Norway attack suspect was flagged for radicalization
Oslo, Oct 14: The 37-year-old Danish man arrested over the slaying of five in the Norwegian city of Konigsberg was a recent convert to Islam, police said Thursday.
Police chief Ole Bredrup Saeverud said, "There earlier had been worries of the man having been radicalized."
The victims included four women and one man between the ages of 50 and 70, police said.
The suspect was interrogated overnight and has cooperated with authorities who said he confessed.
Police believe he acted alone. Norwegian news agency NTB also reported, citing police sources, that he had used other weapons.
A prosecutor said earlier that he was known to Norway's health services as well.
What happened in Konigsberg Wednesday?
A man wielding a bow and arrow killed five people and wounded two others in the southeastern Norwegian town of Kongsberg on Wednesday, authorities said.
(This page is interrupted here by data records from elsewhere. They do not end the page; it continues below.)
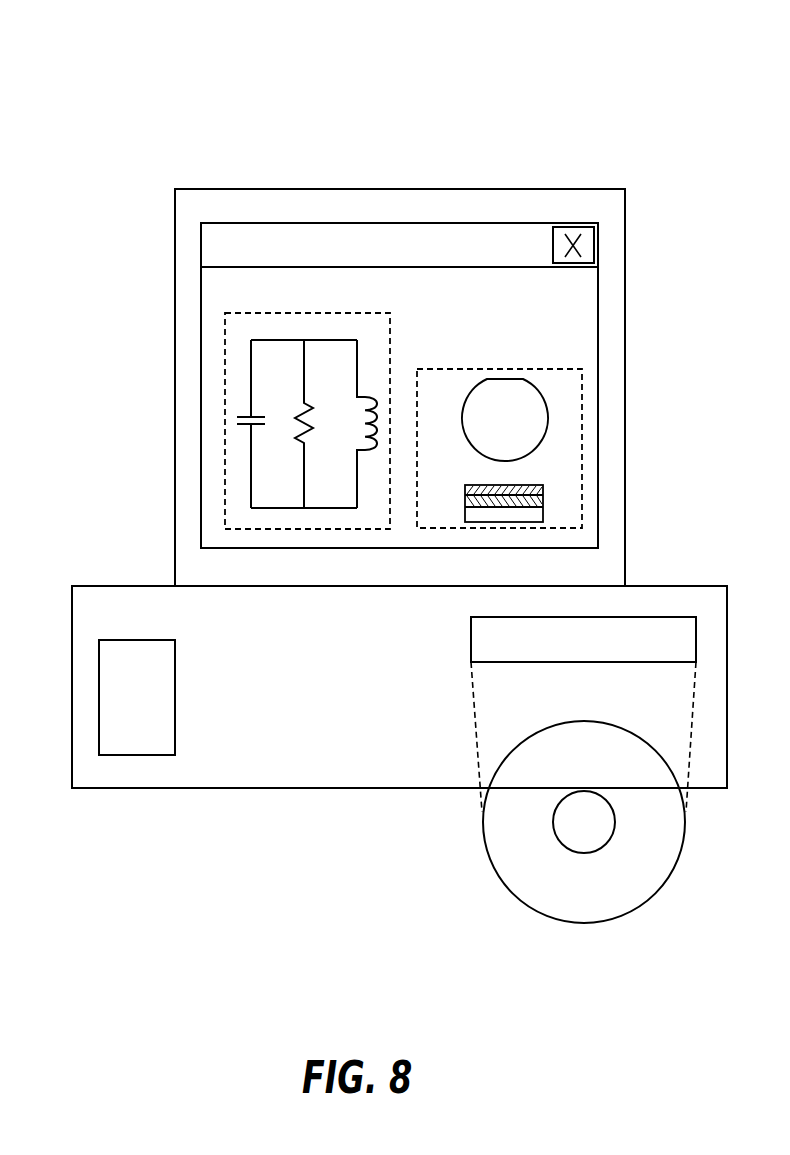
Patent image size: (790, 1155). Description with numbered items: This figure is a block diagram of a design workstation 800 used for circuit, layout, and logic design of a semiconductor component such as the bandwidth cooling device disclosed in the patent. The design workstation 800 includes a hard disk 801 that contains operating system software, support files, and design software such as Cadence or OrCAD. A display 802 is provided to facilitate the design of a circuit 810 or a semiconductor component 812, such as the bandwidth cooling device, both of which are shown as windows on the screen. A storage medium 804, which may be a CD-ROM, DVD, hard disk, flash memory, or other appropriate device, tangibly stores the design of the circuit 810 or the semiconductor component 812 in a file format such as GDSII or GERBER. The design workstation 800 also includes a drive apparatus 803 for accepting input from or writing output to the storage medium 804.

The design workstation 800 is at (80, 71).
The hard disk 801 is at (176, 700).
The display 802 is at (413, 189).
The drive apparatus 803 is at (664, 617).
The storage medium 804 is at (654, 894).
The circuit 810 is at (390, 343).
The semiconductor component 812 is at (510, 369).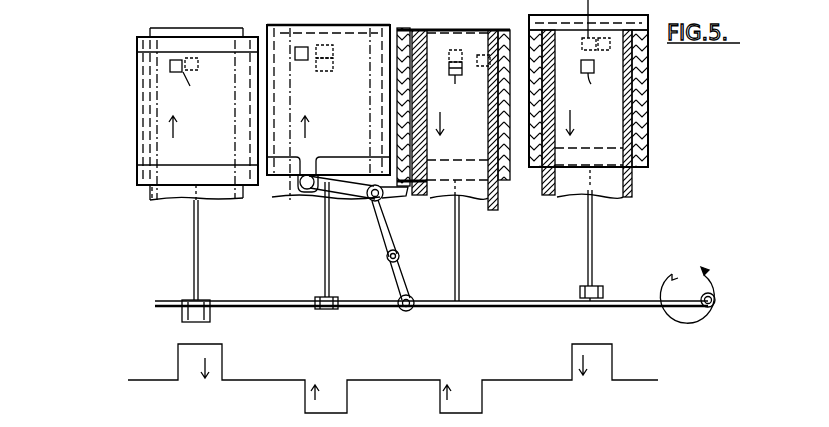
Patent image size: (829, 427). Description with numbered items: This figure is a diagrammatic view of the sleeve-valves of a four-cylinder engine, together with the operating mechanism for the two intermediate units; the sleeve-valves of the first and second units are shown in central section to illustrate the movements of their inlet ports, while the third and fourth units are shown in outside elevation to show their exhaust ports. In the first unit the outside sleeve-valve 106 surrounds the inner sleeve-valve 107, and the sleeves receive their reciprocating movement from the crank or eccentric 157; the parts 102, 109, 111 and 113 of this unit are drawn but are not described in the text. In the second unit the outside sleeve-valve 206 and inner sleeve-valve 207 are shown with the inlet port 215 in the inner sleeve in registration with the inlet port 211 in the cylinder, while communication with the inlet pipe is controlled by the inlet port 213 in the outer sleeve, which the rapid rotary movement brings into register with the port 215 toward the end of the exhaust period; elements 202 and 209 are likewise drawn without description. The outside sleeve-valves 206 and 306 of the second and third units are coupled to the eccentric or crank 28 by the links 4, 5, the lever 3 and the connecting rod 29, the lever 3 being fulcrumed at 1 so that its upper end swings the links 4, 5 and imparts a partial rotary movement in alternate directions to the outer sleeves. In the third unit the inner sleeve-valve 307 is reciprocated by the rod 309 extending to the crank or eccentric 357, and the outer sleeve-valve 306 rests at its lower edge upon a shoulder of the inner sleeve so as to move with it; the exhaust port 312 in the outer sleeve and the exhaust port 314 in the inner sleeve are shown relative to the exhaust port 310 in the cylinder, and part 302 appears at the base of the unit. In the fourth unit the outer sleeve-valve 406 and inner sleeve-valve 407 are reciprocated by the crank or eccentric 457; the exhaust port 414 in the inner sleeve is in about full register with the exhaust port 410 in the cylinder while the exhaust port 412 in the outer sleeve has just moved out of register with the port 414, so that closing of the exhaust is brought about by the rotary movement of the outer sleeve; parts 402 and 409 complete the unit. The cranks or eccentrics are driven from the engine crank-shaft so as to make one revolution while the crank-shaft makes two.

The fulcrum 1 is at (400, 255).
The lever 3 is at (379, 229).
The link 4 is at (396, 197).
The link 5 is at (340, 192).
The eccentric or crank 28 is at (698, 324).
The connecting rod 29 is at (553, 303).
The inner wall 102 is at (632, 184).
The outside sleeve-valve 106 is at (648, 62).
The inner sleeve-valve 107 is at (636, 100).
The supply pipe 109 is at (594, 226).
The burner 111 is at (595, 81).
The inlet 113 is at (598, 38).
The crank or eccentric 157 is at (603, 288).
The wall 202 is at (499, 198).
The outside sleeve-valve 206 is at (399, 42).
The inner sleeve-valve 207 is at (453, 101).
The supply pipe 209 is at (461, 246).
The inlet port in the cylinder 211 is at (457, 86).
The inlet port in the outer sleeve-valve 213 is at (483, 55).
The inlet port in the inner sleeve-valve 215 is at (455, 50).
The hinge bracket 302 is at (290, 200).
The outer sleeve-valve 306 is at (267, 45).
The inner sleeve-valve 307 is at (278, 28).
The rod 309 is at (325, 243).
The exhaust port in the cylinder 310 is at (322, 71).
The exhaust port in the outer sleeve-valve 312 is at (306, 47).
The exhaust port in the inner sleeve-valve 314 is at (333, 52).
The crank or eccentric 357 is at (323, 310).
The bottom panel 402 is at (152, 200).
The outer sleeve-valve 406 is at (137, 105).
The inner sleeve-valve 407 is at (148, 152).
The supply pipe 409 is at (194, 266).
The exhaust port in the cylinder 410 is at (199, 89).
The exhaust port in the outer sleeve-valve 412 is at (170, 67).
The exhaust port in the inner sleeve-valve 414 is at (198, 64).
The crank or eccentric 457 is at (182, 313).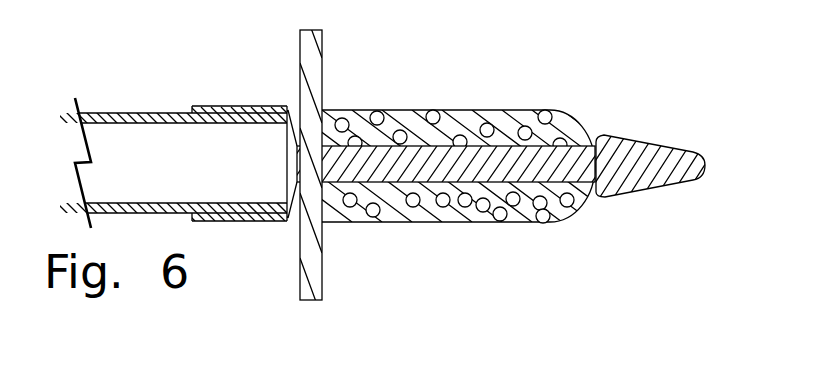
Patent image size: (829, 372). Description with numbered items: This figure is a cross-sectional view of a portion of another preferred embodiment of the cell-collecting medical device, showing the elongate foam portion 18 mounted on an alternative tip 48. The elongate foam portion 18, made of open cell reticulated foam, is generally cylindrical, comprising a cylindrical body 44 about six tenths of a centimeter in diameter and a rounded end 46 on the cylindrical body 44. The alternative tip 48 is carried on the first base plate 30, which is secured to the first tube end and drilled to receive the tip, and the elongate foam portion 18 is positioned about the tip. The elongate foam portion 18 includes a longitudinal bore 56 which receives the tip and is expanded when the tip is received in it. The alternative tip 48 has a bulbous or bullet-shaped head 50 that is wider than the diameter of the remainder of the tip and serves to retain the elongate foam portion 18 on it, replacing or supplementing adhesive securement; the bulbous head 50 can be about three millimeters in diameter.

The Aftenposten newspaper cited police who said the attacks continued for over 30 minutes across a "large area" of Kongsberg, including at a Coop Extra grocery store.
Police were alerted at around 6:30 p.m. local time and arrested the suspect about 20 minutes later.
What do we know so far?
The two people wounded, which included an off-duty police officer, were being treated at a hospital. A police spokesperson told reporters the suspect has been taken into custody.
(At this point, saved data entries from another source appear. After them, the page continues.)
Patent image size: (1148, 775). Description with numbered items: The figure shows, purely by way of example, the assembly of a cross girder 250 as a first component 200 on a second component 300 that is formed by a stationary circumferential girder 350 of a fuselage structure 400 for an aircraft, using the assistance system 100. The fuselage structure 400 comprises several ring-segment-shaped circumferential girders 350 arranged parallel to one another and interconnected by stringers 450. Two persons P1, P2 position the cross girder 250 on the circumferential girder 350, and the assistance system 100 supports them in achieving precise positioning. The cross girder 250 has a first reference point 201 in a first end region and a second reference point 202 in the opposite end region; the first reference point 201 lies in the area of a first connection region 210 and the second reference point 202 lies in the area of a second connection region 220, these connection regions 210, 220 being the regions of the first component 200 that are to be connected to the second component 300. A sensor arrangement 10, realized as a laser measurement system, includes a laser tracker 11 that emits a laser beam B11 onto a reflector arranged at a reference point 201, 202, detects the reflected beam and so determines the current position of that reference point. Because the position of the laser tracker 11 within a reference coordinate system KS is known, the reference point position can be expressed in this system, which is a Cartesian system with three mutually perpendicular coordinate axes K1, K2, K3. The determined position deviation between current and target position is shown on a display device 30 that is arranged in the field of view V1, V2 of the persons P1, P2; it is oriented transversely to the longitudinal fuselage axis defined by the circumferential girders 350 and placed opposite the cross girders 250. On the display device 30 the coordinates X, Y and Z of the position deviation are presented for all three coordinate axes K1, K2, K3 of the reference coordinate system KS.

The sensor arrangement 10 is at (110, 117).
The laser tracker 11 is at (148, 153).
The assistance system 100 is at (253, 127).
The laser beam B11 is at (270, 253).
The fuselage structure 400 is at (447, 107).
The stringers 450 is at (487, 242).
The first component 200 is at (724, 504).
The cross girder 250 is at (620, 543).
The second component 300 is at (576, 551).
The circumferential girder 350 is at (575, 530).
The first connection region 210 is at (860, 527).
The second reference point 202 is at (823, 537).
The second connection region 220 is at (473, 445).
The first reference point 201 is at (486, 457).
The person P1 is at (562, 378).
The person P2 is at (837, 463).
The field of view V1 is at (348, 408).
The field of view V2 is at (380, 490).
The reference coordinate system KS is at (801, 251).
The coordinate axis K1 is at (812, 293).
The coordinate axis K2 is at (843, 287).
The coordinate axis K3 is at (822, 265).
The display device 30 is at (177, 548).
The motive behind the attack is still unclear though both the police prosecutor and the suspect's defense attorney say he has confessed during interrogation overnight.
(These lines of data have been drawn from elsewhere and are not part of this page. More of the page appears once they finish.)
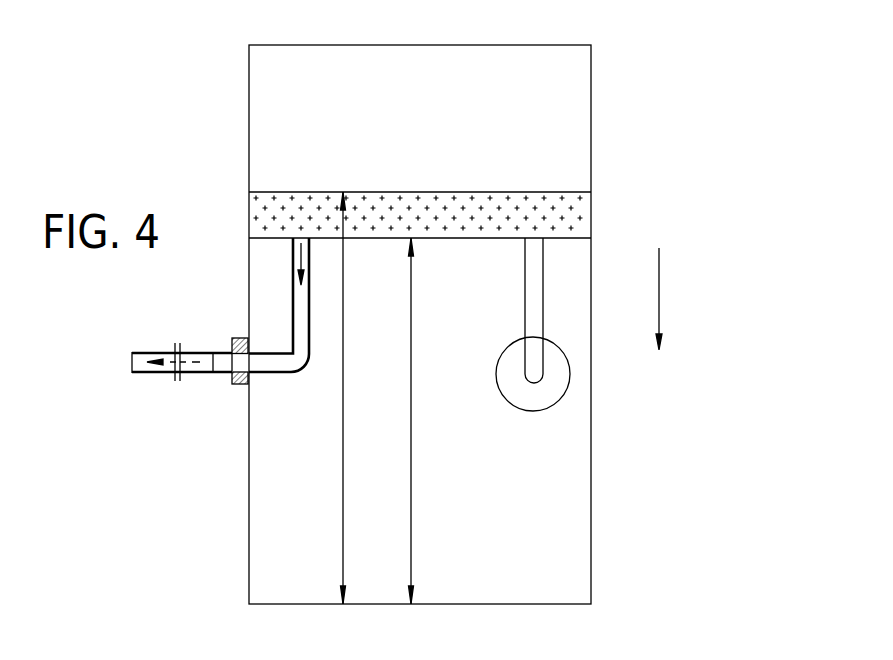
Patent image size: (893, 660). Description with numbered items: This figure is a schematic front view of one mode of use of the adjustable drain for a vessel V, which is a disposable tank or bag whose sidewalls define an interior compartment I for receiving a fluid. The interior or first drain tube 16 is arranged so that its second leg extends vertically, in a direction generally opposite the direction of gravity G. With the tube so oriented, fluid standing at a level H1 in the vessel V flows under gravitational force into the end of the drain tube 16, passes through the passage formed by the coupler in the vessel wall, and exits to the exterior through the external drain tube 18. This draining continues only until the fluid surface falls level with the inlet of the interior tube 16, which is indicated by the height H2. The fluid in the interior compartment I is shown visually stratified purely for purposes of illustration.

The first drain tube 16 is at (288, 374).
The external drain tube 18 is at (143, 374).
The vessel V is at (623, 112).
The interior compartment I is at (483, 145).
The gravity G is at (659, 288).
The fluid level H1 is at (331, 398).
The height H2 is at (399, 421).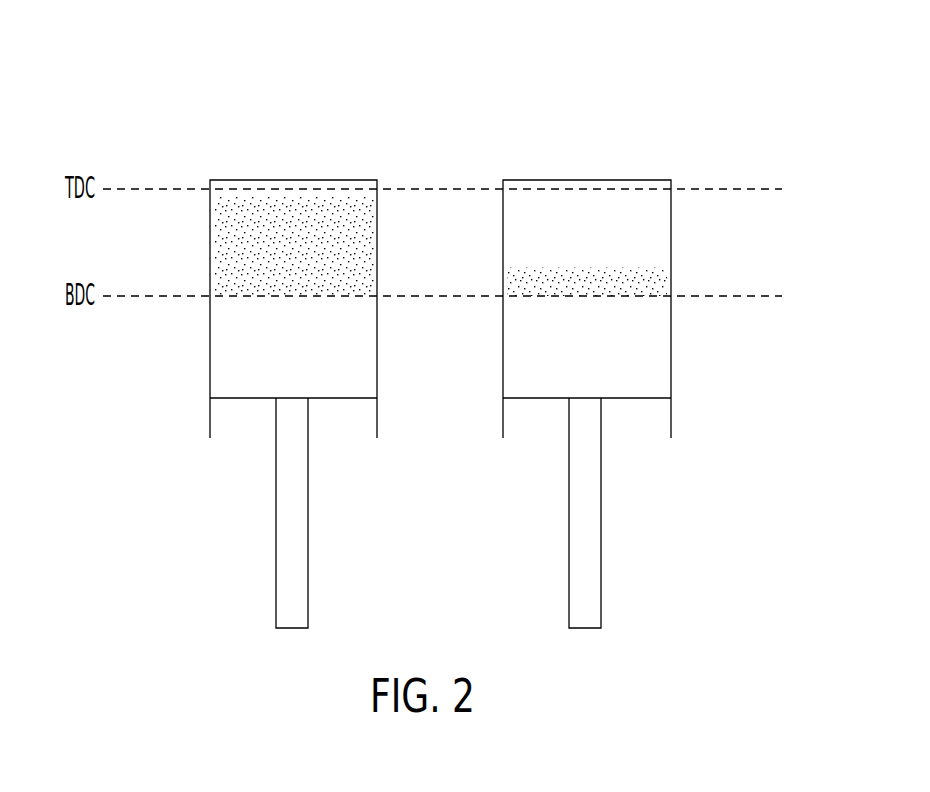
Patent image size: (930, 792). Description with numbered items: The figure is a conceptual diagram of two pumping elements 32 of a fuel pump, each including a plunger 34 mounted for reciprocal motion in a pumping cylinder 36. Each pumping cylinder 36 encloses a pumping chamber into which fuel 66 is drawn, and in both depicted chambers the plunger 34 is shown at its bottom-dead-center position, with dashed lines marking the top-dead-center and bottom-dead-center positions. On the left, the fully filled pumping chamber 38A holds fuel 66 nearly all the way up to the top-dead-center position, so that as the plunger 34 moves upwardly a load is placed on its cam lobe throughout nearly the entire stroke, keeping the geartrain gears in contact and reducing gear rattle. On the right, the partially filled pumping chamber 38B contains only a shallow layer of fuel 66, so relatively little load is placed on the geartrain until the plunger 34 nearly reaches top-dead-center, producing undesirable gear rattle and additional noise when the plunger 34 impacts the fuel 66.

The pumping element 32 is at (202, 101).
The plunger 34 is at (220, 370).
The pumping cylinder 36 is at (210, 314).
The fully filled pumping chamber 38A is at (301, 207).
The partially filled pumping chamber 38B is at (640, 207).
The fuel 66 is at (219, 258).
Police said early Thursday said the suspect was a 37-year-old Danish man living in Kongsberg, countering earlier television reports alleging the attacker was a Norwegian man. Charges have been filed.
"We decided to confirm this information because many rumors were circulating on social networks about the perpetrator of the attack, some [implicating] people who have no connection with these serious acts," a police statement said.
Prosecutor Ann Iren Svane Matthiassen told Norwegian broadcaster TV2 that the suspect was known to police and had a medical history.
"He is admitting to the facts of the case," she told news agency NTB.
Police also said other weapons were involved in the attacks.
Authorities did not divulge details about the victims.
Too early to determine whether attack was terrorism
Police said it's too early to declare whether the attack was an act of terrorism pending an investigation.
Norway's intelligence service PST had been alerted, spokesman Martin Bernsen told AFP.
"It is all conjecture at the moment," he said when asked about the possibility of a terrorist motive.
Acting Norwegian Prime Minister Erna Solberg described the attack as "gruesome," while Prime Minister-designate Jonas Gahr Stoere called it "a cruel and brutal act."
Parts of Kongsberg were reportedly evacuated in the wake of the violence, according to Norwegian media.
Dozens of helicopters and ambulances were dispatched to the scene. The two injured victims have been hospitalized and put into intensive care, with one of them being an off-duty police officer.
The Norwegian Police Directorate ordered officers to carry weapons following the attack. Police in the Scandinavian country are usually unarmed.
The criminal act comes a little over 10 years after right-wing extremist Anders Breivik carried out the worst terrorist attack in Norwegian history.
Breivik set off a bomb in Oslo and went on a shooting rampage on the island of Utoya in July 2011, killing 77 people in total.